"Where did he go?"

"A-across there, most likely. Towards the fields. It's open fields. No, don't! Don't! Come back!"

The darkness was dense, the stinging-nettles a formidable brush. Striking still another match, he held it above his head. There was nothing else here except the unkempt grass and a decayed plum or two.

"Would you recognize him again?"

"No. I never even saw him. Please! Don't make a row! Take me home."

She was trembling badly now.

Holding her arm in his, he took her along the lane for some three hundred yards, to where faint white street-lamps glimmered in the Old Bath Road.

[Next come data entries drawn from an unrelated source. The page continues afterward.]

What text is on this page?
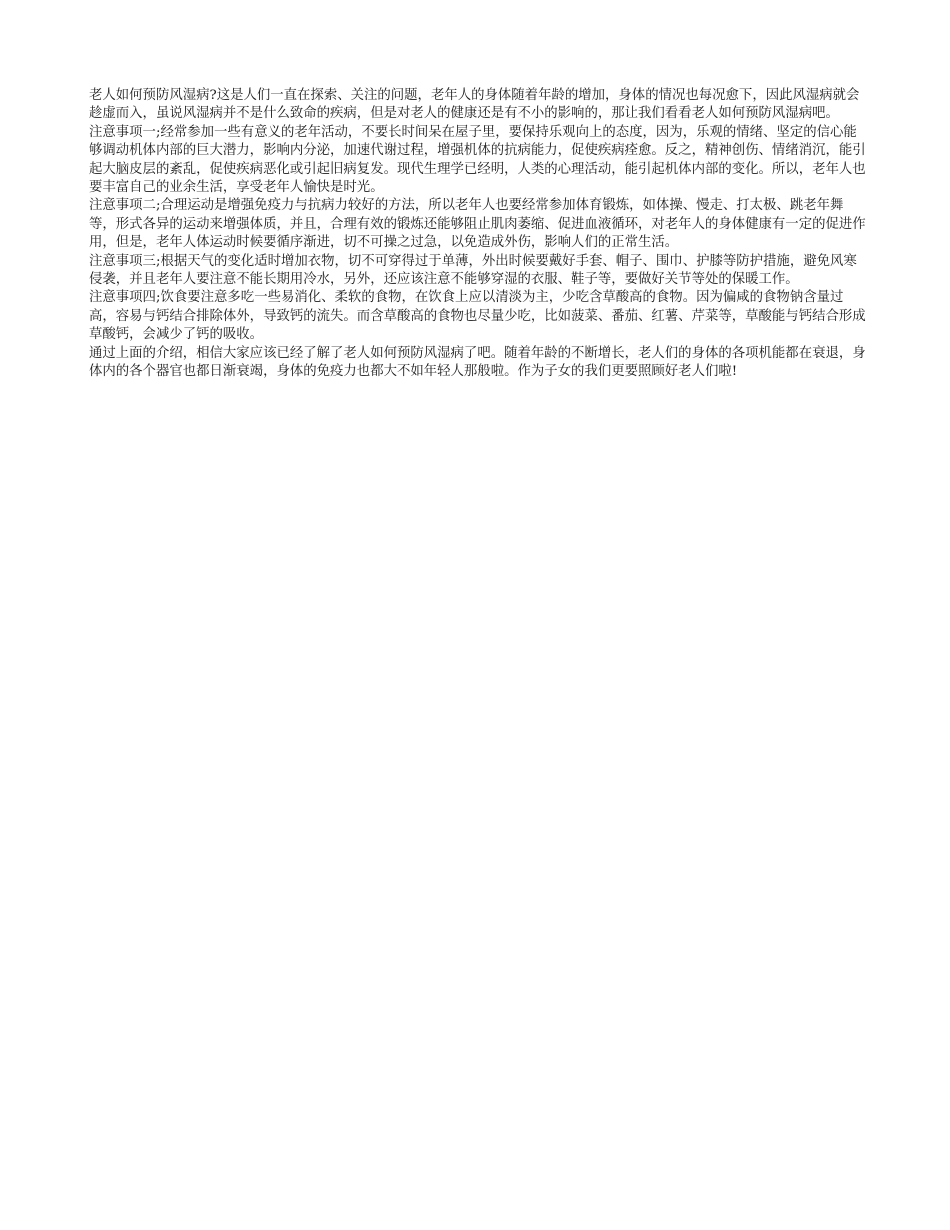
老人如何预防风湿病?这是人们一直在探索、关注的问题，老年人的身体随着年龄的增加，身体的情况也每况愈下，因此风湿病就会趁虚而入，虽说风湿病并不是什么致命的疾病，但是对老人的健康还是有不小的影响的，那让我们看看老人如何预防风湿病吧。

注意事项一;经常参加一些有意义的老年活动，不要长时间呆在屋子里，要保持乐观向上的态度，因为，乐观的情绪、坚定的信心能够调动机体内部的巨大潜力，影响内分泌，加速代谢过程，增强机体的抗病能力，促使疾病痊愈。反之，精神创伤、情绪消沉，能引起大脑皮层的紊乱，促使疾病恶化或引起旧病复发。现代生理学已经明，人类的心理活动，能引起机体内部的变化。所以，老年人也要丰富自己的业余生活，享受老年人愉快是时光。

注意事项二;合理运动是增强免疫力与抗病力较好的方法，所以老年人也要经常参加体育锻炼，如体操、慢走、打太极、跳老年舞等，形式各异的运动来增强体质，并且，合理有效的锻炼还能够阻止肌肉萎缩、促进血液循环，对老年人的身体健康有一定的促进作用，但是，老年人体运动时候要循序渐进，切不可操之过急，以免造成外伤，影响人们的正常生活。

注意事项三;根据天气的变化适时增加衣物，切不可穿得过于单薄，外出时候要戴好手套、帽子、围巾、护膝等防护措施，避免风寒侵袭，并且老年人要注意不能长期用冷水，另外，还应该注意不能够穿湿的衣服、鞋子等，要做好关节等处的保暖工作。

注意事项四;饮食要注意多吃一些易消化、柔软的食物，在饮食上应以清淡为主，少吃含草酸高的食物。因为偏咸的食物钠含量过高，容易与钙结合排除体外，导致钙的流失。而含草酸高的食物也尽量少吃，比如菠菜、番茄、红薯、芹菜等，草酸能与钙结合形成草酸钙，会减少了钙的吸收。

通过上面的介绍，相信大家应该已经了解了老人如何预防风湿病了吧。随着年龄的不断增长，老人们的身体的各项机能都在衰退，身体内的各个器官也都日渐衰竭，身体的免疫力也都大不如年轻人那般啦。作为子女的我们更要照顾好老人们啦!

"I shall he all right now," she assured him. "No, don't come any farther. I don't want my father or mother to see you; and I don't want them to see me either; or heaven knows what they'd think. Good night. And thanks."

She was gone, running lightly and holding up the shoulder of her torn frock, before he had time to protest. He saw her turn in at a gate near by, with a quick look up and down the road. Then, more violently disturbed than ever before in his life, Phil Courtney retraced his steps.

Psychic fits, it seemed, had their uses after all. The episode had been so brief and rapid that he wondered whether he might have dreamed it. Stopping again at the place where he had found Ann, which he had' marked by a wooden back gate with a white enameled sign reading, "No hawkers or circulars," he struck matches to see whether any traces might have been left."